No contexto referido, não compreendo a necessidade de independência da Catalunha na medida em que é conveniente a Portugal e à União Europeia a unidade da Espanha, aliás, só vagamente contestada no século XX pelo País Basco e, agora, por alguns catalães.

 

Assim, julgo, a problemática espanhola, podendo ser vista pelas “razões do coração”, tem de ser olhada segundo as razões de Estado, o mesmo é dizer, com cálculo, ponderação e, até algum cinismo. E vejamos o motivo.

 

Uma Espanha dividida entre a “herança franquista”, o nacionalismo catalão e o calor de uma refrega social, como resultado de uma economia em desequilíbrio, vai, certamente, querer procurar “equilíbrio”, de alguma forma, em especial se o independentismo da Catalunha vencer. E tal “compensação” pode virar-se para Portugal.
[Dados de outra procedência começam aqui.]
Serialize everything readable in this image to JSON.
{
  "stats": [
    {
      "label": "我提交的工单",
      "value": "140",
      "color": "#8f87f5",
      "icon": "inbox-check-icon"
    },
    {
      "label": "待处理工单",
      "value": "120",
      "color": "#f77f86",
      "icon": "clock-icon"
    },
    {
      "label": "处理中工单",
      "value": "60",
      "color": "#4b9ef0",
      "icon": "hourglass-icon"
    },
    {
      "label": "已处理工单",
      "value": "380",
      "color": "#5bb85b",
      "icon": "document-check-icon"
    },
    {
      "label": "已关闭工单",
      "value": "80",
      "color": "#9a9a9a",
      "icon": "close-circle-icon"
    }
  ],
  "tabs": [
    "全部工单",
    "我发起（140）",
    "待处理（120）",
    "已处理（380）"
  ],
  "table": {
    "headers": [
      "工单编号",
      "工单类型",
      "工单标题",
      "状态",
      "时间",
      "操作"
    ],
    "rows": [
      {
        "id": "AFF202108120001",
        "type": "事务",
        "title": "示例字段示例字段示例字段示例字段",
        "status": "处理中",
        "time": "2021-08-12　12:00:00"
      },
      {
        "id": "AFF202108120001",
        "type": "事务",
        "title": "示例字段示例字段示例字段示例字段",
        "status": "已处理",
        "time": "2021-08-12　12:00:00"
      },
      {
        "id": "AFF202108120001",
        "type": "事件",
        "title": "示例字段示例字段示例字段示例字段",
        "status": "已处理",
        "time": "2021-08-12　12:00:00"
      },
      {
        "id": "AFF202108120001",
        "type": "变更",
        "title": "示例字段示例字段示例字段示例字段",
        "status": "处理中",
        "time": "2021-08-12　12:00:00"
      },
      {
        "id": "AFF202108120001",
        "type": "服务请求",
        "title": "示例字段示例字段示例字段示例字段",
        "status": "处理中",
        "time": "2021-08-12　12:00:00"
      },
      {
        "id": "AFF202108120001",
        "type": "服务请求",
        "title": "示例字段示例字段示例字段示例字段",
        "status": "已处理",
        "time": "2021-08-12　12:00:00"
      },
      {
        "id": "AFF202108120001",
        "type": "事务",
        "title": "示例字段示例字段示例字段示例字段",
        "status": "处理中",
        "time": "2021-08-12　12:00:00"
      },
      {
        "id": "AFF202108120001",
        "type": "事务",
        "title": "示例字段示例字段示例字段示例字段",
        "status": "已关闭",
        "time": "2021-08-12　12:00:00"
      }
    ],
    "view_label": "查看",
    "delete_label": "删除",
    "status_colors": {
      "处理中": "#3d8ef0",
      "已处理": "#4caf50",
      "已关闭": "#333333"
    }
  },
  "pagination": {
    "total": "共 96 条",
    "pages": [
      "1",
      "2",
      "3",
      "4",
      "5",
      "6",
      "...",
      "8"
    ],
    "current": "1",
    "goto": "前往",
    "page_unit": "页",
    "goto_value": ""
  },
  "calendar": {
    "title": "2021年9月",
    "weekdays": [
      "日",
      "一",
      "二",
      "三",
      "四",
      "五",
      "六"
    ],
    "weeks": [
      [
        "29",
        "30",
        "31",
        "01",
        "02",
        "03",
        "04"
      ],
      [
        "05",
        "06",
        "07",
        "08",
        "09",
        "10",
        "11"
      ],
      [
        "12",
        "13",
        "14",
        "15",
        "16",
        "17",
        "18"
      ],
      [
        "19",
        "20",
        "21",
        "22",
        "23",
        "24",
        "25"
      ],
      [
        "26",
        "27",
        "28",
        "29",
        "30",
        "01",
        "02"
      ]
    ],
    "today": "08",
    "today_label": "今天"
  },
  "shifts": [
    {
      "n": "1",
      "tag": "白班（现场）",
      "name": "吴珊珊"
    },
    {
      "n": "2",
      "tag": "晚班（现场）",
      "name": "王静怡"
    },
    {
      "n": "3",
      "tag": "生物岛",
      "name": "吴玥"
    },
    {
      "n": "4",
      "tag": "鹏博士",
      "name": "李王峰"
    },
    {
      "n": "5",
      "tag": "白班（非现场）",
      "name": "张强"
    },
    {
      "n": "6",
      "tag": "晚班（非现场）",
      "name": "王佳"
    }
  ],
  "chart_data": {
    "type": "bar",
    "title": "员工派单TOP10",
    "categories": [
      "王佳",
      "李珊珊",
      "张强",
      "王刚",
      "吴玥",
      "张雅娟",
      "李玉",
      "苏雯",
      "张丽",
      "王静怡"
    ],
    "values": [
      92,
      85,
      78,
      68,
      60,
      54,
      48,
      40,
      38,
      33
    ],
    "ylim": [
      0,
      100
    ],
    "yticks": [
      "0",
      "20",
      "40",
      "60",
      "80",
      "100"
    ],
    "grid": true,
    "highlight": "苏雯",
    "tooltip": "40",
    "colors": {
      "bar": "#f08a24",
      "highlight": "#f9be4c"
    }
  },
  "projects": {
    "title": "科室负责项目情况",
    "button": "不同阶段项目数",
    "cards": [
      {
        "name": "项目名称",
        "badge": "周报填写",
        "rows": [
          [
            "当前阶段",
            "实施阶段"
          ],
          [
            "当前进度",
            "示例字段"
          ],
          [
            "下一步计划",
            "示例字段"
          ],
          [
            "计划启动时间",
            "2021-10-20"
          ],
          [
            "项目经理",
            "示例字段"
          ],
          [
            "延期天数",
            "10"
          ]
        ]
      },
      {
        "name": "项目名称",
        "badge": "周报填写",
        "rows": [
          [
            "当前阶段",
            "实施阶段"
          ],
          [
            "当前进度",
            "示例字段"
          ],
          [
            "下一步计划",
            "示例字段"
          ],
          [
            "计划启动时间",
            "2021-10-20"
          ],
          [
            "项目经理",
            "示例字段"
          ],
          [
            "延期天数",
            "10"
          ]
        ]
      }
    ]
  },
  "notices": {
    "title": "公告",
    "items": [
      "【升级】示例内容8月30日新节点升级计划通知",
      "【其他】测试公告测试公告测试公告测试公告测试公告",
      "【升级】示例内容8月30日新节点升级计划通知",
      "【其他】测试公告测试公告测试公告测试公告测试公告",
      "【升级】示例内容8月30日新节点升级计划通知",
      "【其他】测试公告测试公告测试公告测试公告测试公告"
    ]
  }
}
Se é certo que, penso, já não será de admitir a acção bélica conquistadora, que ainda nos anos 40 do século passado se afirmou activa, podemos admitir a “conquista” mais “suave” e “doce”, através de acções estratégicas de natureza geopolítica e geoeconómica capazes de, aparentemente independentes e autónomos, nos colocar na dependência das decisões de Madrid, e tudo isto já sem a “capa protectora” da Grã-Bretanha e sujeitos à liberdade de circulação de pessoas e bens imposta no espaço europeu. Dito de outra maneira, a Espanha ainda é capaz de movimentar capitais, pessoas e interesses que, com toda a impunidade, nos fazem “dançar” de acordo com a “música” tocada em Castela (atente-se no que se passa nas terras irrigadas pela barragem do Alqueva).

 

Apoiar os independentistas catalães até pode ser um desejo do coração, mas devemos deixar impor a lógica das razões de Estado, e essas apontam para a “um assobiar para o lado” da nossa parte.